Significant Challenges We Must Face Urgently

AI growth is exploding with as-of-yet unknown impacts on the entry-level job market, and many experts contend the global AI race won’t be won by the side with the best hardware, but instead with the best tech-savvy talent. One key report suggests that “digital expertise is the most important requirement for government modernization, but few parts of the government have adequately invested in building a digital workforce.” A group of experts assess bluntly: “the government will not be able to recruit its way out of its technology workforce deficit.” Without an expanded pipeline from universities to government service, the talent gap (and negative operational impact it causes) will continue to create risk for U.S. national security.

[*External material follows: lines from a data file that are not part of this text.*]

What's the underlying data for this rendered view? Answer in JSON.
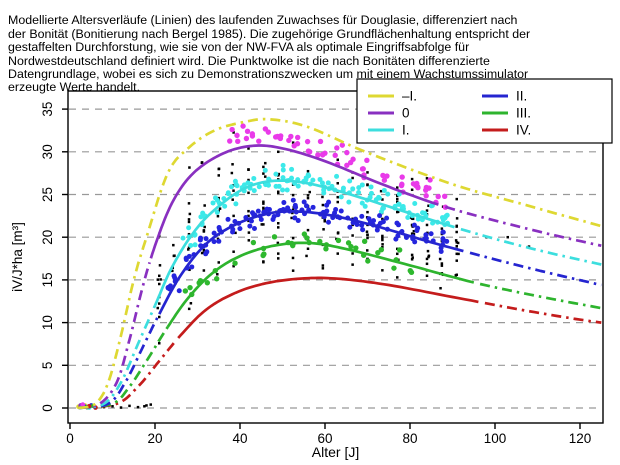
{
  "description": {
    "lines": [
      "Modellierte Altersverläufe (Linien) des laufenden Zuwachses für Douglasie, differenziert nach",
      "der Bonität (Bonitierung nach Bergel 1985). Die zugehörige Grundflächenhaltung entspricht der",
      "gestaffelten Durchforstung, wie sie von der NW-FVA als optimale Eingriffsabfolge für",
      "Nordwestdeutschland definiert wird. Die Punktwolke ist die nach Bonitäten differenzierte",
      "Datengrundlage, wobei es sich zu Demonstrationszwecken um mit einem Wachstumssimulator",
      "erzeugte Werte handelt."
    ]
  },
  "chart_data": {
    "type": "line+scatter",
    "title": "",
    "xlabel": "Alter [J]",
    "ylabel": "iV/J*ha [m³]",
    "xlim": [
      -2,
      126
    ],
    "ylim": [
      -1.8,
      37
    ],
    "xticks": [
      0,
      20,
      40,
      60,
      80,
      100,
      120
    ],
    "yticks": [
      0,
      5,
      10,
      15,
      20,
      25,
      30,
      35
    ],
    "grid": "horizontal-dashed",
    "grid_color": "#999999",
    "legend": {
      "position": "top-right",
      "columns": 2,
      "column1": [
        "–I.",
        "0",
        "I."
      ],
      "column2": [
        "II.",
        "III.",
        "IV."
      ]
    },
    "series": [
      {
        "name": "–I.",
        "color": "#ded832",
        "linestyle": "dashdot",
        "solid_range": null,
        "points": [
          [
            2,
            0
          ],
          [
            6,
            0.5
          ],
          [
            9,
            3
          ],
          [
            12,
            8.5
          ],
          [
            15,
            15
          ],
          [
            18,
            20
          ],
          [
            23,
            27.5
          ],
          [
            28,
            30.5
          ],
          [
            34,
            32.5
          ],
          [
            41,
            33.5
          ],
          [
            47,
            33.8
          ],
          [
            56,
            32.9
          ],
          [
            70,
            29.9
          ],
          [
            90,
            26.2
          ],
          [
            107,
            23.8
          ],
          [
            125,
            21.3
          ]
        ]
      },
      {
        "name": "0",
        "color": "#8930c0",
        "linestyle": "solid",
        "solid_range": [
          19,
          87
        ],
        "points": [
          [
            2,
            0
          ],
          [
            7,
            0.5
          ],
          [
            11,
            3
          ],
          [
            14,
            8
          ],
          [
            17,
            14
          ],
          [
            20,
            19
          ],
          [
            24,
            24
          ],
          [
            29,
            27.5
          ],
          [
            36,
            29.8
          ],
          [
            43,
            30.7
          ],
          [
            50,
            30.4
          ],
          [
            60,
            28.9
          ],
          [
            75,
            25.9
          ],
          [
            90,
            23.3
          ],
          [
            110,
            20.7
          ],
          [
            125,
            19.0
          ]
        ]
      },
      {
        "name": "I.",
        "color": "#3cdede",
        "linestyle": "solid",
        "solid_range": [
          20,
          91
        ],
        "points": [
          [
            2,
            0
          ],
          [
            8,
            0.5
          ],
          [
            12,
            3
          ],
          [
            16,
            7.5
          ],
          [
            20,
            12
          ],
          [
            24,
            16.5
          ],
          [
            29,
            20.5
          ],
          [
            34,
            23.2
          ],
          [
            41,
            25.7
          ],
          [
            48,
            26.6
          ],
          [
            56,
            26.3
          ],
          [
            66,
            25.0
          ],
          [
            80,
            22.8
          ],
          [
            95,
            20.5
          ],
          [
            110,
            18.5
          ],
          [
            125,
            16.8
          ]
        ]
      },
      {
        "name": "II.",
        "color": "#2525d0",
        "linestyle": "solid",
        "solid_range": [
          21,
          93
        ],
        "points": [
          [
            2,
            0
          ],
          [
            9,
            0.5
          ],
          [
            13,
            3
          ],
          [
            17,
            7
          ],
          [
            21,
            11
          ],
          [
            26,
            15.5
          ],
          [
            32,
            19.2
          ],
          [
            39,
            21.5
          ],
          [
            47,
            22.8
          ],
          [
            54,
            23.0
          ],
          [
            62,
            22.5
          ],
          [
            72,
            21.3
          ],
          [
            85,
            19.4
          ],
          [
            100,
            17.4
          ],
          [
            112,
            15.9
          ],
          [
            125,
            14.4
          ]
        ]
      },
      {
        "name": "III.",
        "color": "#2eb42e",
        "linestyle": "solid",
        "solid_range": [
          23,
          96
        ],
        "points": [
          [
            2,
            0
          ],
          [
            10,
            0.5
          ],
          [
            14,
            2.5
          ],
          [
            18,
            5.5
          ],
          [
            23,
            9.5
          ],
          [
            28,
            13
          ],
          [
            34,
            16
          ],
          [
            41,
            18
          ],
          [
            49,
            19.1
          ],
          [
            57,
            19.3
          ],
          [
            66,
            18.5
          ],
          [
            80,
            16.7
          ],
          [
            95,
            14.7
          ],
          [
            110,
            13.1
          ],
          [
            125,
            11.7
          ]
        ]
      },
      {
        "name": "IV.",
        "color": "#c41c1c",
        "linestyle": "solid",
        "solid_range": [
          25,
          97
        ],
        "points": [
          [
            2,
            0
          ],
          [
            11,
            0.5
          ],
          [
            16,
            2.5
          ],
          [
            21,
            5.5
          ],
          [
            26,
            8.5
          ],
          [
            32,
            11.5
          ],
          [
            39,
            13.5
          ],
          [
            47,
            14.7
          ],
          [
            56,
            15.2
          ],
          [
            64,
            15.1
          ],
          [
            75,
            14.4
          ],
          [
            90,
            13.0
          ],
          [
            105,
            11.6
          ],
          [
            118,
            10.5
          ],
          [
            125,
            10.0
          ]
        ]
      }
    ],
    "scatter": {
      "seed": 11,
      "clusters": [
        {
          "name": "points-0",
          "ref_series": "0",
          "color": "#e93ae9",
          "radius": 2.7,
          "age_range": [
            38.5,
            87.5
          ],
          "step": 3.5,
          "per_column": 4,
          "x_jitter": 1.4,
          "v_offset": 1.2,
          "v_spread": 1.5
        },
        {
          "name": "points-I",
          "ref_series": "I.",
          "color": "#3ce9e9",
          "radius": 2.5,
          "age_range": [
            28,
            87.5
          ],
          "step": 3.5,
          "per_column": 7,
          "x_jitter": 1.5,
          "v_offset": 0.4,
          "v_spread": 1.6
        },
        {
          "name": "points-II",
          "ref_series": "II.",
          "color": "#2525dd",
          "radius": 2.5,
          "age_range": [
            24.5,
            87.5
          ],
          "step": 3.5,
          "per_column": 7,
          "x_jitter": 1.5,
          "v_offset": 0.3,
          "v_spread": 1.5
        },
        {
          "name": "points-III",
          "ref_series": "III.",
          "color": "#2eb82e",
          "radius": 2.7,
          "age_range": [
            28,
            80.5
          ],
          "step": 3.5,
          "per_column": 2,
          "x_jitter": 1.2,
          "v_offset": 0.3,
          "v_spread": 1.5
        }
      ],
      "black_band": {
        "name": "points-all",
        "color": "#000000",
        "size": 2.5,
        "age_range": [
          21,
          91
        ],
        "step": 3.5,
        "per_column": 13,
        "low_ref": "III.",
        "low_offset": -3.5,
        "high_ref": "0",
        "high_offset": 3.0
      },
      "extra_black_points": [
        [
          98,
          20.0
        ],
        [
          103,
          20.0
        ],
        [
          108,
          18.9
        ],
        [
          17.5,
          0.2
        ],
        [
          19,
          0.4
        ]
      ],
      "zero_black_points": [
        [
          8,
          0.1
        ],
        [
          10,
          0.2
        ],
        [
          12,
          0.05
        ],
        [
          14,
          0.25
        ],
        [
          16,
          0.1
        ],
        [
          18,
          0.3
        ]
      ],
      "origin_points": [
        {
          "color": "#ded832",
          "a": 2.0,
          "v": 0.15
        },
        {
          "color": "#ded832",
          "a": 3.5,
          "v": 0.3
        },
        {
          "color": "#8930c0",
          "a": 2.5,
          "v": 0.3
        },
        {
          "color": "#8930c0",
          "a": 4.0,
          "v": 0.1
        },
        {
          "color": "#3ce9e9",
          "a": 3.0,
          "v": 0.2
        },
        {
          "color": "#3ce9e9",
          "a": 4.5,
          "v": 0.05
        },
        {
          "color": "#2525dd",
          "a": 3.5,
          "v": 0.15
        },
        {
          "color": "#2525dd",
          "a": 5.0,
          "v": 0.3
        },
        {
          "color": "#2eb82e",
          "a": 4.0,
          "v": 0.1
        },
        {
          "color": "#2eb82e",
          "a": 5.5,
          "v": 0.25
        },
        {
          "color": "#c41c1c",
          "a": 4.5,
          "v": 0.2
        },
        {
          "color": "#c41c1c",
          "a": 6.0,
          "v": 0.05
        },
        {
          "color": "#e93ae9",
          "a": 3.0,
          "v": 0.4
        }
      ]
    },
    "axis_color": "#000000",
    "plot_bg": "#ffffff"
  }
}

The barriers that the real Mayas and Petty Officer Sullivans face are serious, and without bold action, could add up to strategic failure. There is a large body of research from the past few years sitting on the shelf, full of well-developed recommendations ready to be implemented immediately if properly resourced. So far, Congress and the Pentagon haven’t demonstrated sufficient political will to make the required holistic, transformative personnel policy choices to reduce the strategic risk.

At this inflection point with this powerful technology, the stakes are incredibly high. The American people expect policymakers to act.

It is no longer feasible to let a decade’s worth of key transformation frameworks collect dust.